"Es gibt wieder Appetit auf Fusionen"

Hat das Kartellamt jedes Augenmaß verloren? Behördenchef Andreas Mundt wehrt sich, die Maximierung von Strafen sei nicht sein Ziel. Außerdem äußert sich der Wettbewerbshüter über die steigende Zahl von Firmenehen und die Benzinpreise.

Das Bundeskartellamt, idyllisch in der Nähe des Rheinufers in Bonn gelegen, ist derzeit eine große Baustelle, überall werkeln Handwerker, bauen einen neuen Eingang. Andreas Mundt, 50, seit Ende 2009 Präsident der Wettbewerbsbehörde, hat bereits einiges geändert und geht hart gegen Kartelle vor. Die betroffenen Unternehmen kritisieren das. An diesem Donnerstag eröffnet Mundt die Internationale Kartellkonferenz in Berlin, das größte Treffen von Wettbewerbshütern in Europa.

SZ: Herr Mundt, derzeit kontrollieren Sie mit etwa 320 Kartellamts-Mitarbeitern eine der größten Volkswirtschaften der Welt. Brauchen Sie mehr Personal?

Mundt: Die Fälle werden immer komplexer und ökonomisch immer schwieriger. Den neuesten Stand der IT in den Unternehmen müssen auch wir nachvollziehen können. Eine Sektoruntersuchung, etwa im Stromgroßhandel, bindet über viele Monate mehrere Mitarbeiter. Es wird immer anspruchsvoller, schnell zu entscheiden. Daran sind aber vor allem auch die Unternehmen - zu Recht - interessiert. Wir arbeiten jetzt schon oft an der Kapazitätsgrenze.

SZ: Dabei haben Sie allein im vergangenen Jahr Bußgelder in Höhe von fast 300 Millionen Euro verhängt.

Mundt: Ich persönlich bin gar nicht an hohen Bußgeldern interessiert. Uns geht es nicht um die Maximierung der Strafen. Unser Ziel ist, dass die Märkte sauber funktionieren.

SZ: Trotzdem wird immer wieder kritisiert, die Strafen seien viel zu hoch, das Kartellamt habe jedes Augenmaß verloren. Stimmt das?

Mundt: Nein, unsere Strafen sind nicht übertrieben und orientieren sich an den gesetzlichen Vorgaben. Wir haben noch kein Unternehmen in den Ruin getrieben. Es wäre ja geradezu absurd, wenn die Behörde zum Schutz des Wettbewerbs mittels hoher Bußgelder Wettbewerber aus dem Markt treiben würde. Wir müssen bereits von Gesetzes wegen die individuelle Leistungsfähigkeit der Unternehmen berücksichtigen. Dies tun wir im Übrigen nicht nur bei der Bestimmung der Bußgeldhöhe, sondern auch bei der Frage der Zahlungsmodalitäten.

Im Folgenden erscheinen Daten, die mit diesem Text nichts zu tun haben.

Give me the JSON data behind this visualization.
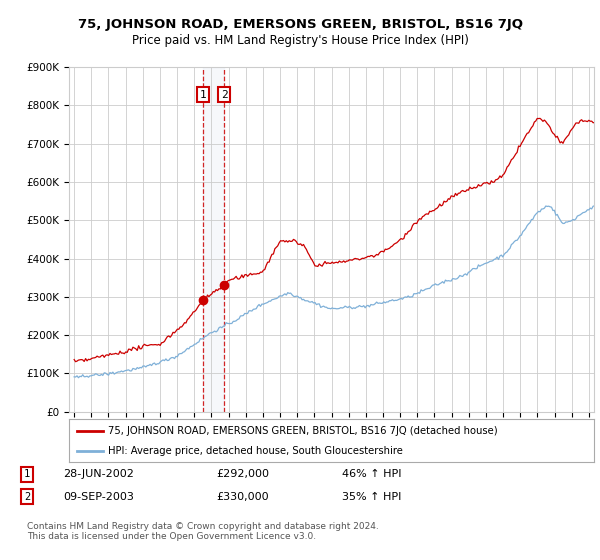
{
  "title": "75, JOHNSON ROAD, EMERSONS GREEN, BRISTOL, BS16 7JQ",
  "subtitle": "Price paid vs. HM Land Registry's House Price Index (HPI)",
  "red_label": "75, JOHNSON ROAD, EMERSONS GREEN, BRISTOL, BS16 7JQ (detached house)",
  "blue_label": "HPI: Average price, detached house, South Gloucestershire",
  "footer": "Contains HM Land Registry data © Crown copyright and database right 2024.\nThis data is licensed under the Open Government Licence v3.0.",
  "transaction1_label": "28-JUN-2002",
  "transaction1_price": "£292,000",
  "transaction1_hpi": "46% ↑ HPI",
  "transaction2_label": "09-SEP-2003",
  "transaction2_price": "£330,000",
  "transaction2_hpi": "35% ↑ HPI",
  "red_color": "#cc0000",
  "blue_color": "#7fb0d8",
  "background_color": "#ffffff",
  "grid_color": "#cccccc",
  "t1_x": 2002.5,
  "t2_x": 2003.75,
  "t1_y": 292000,
  "t2_y": 330000,
  "ylim": [
    0,
    900000
  ],
  "xlim": [
    1994.7,
    2025.3
  ]
}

SZ: Manche Betroffene reagieren harsch, reden sogar von Wildwestmethoden.

Mundt: Ich bin schon erstaunt, wie groß manchmal die Kritik der Betroffenen und die Lautstärke der Lobbyarbeit ist, wenn wir mit der Kartellverfolgung Ernst machen. Da geht es dann manchmal nicht mehr sachlich zu. Dabei lässt sich in unserem System jede Entscheidung gerichtlich überprüfen.

SZ: Sind Sie in der Defensive?

Mundt: Sicherlich nicht. Aber wir müssen die Vorteile, die unsere Arbeit zur Folge hat, nach draußen transportieren. Es ist bekannt, dass ein gut funktionierendes Kartell hohe Schäden für die Volkswirtschaft anrichtet. Die illegalen Absprachen führen zu Preisen, die laut wissenschaftlicher Studien im Durchschnitt um 25 Prozent zu hoch sind. Das kann und will sich keiner leisten.

SZ: Oft einigen Sie sich bei Kartellverfahren mit den Betroffenen. Haben die dann überhaupt noch ein Wahlrecht?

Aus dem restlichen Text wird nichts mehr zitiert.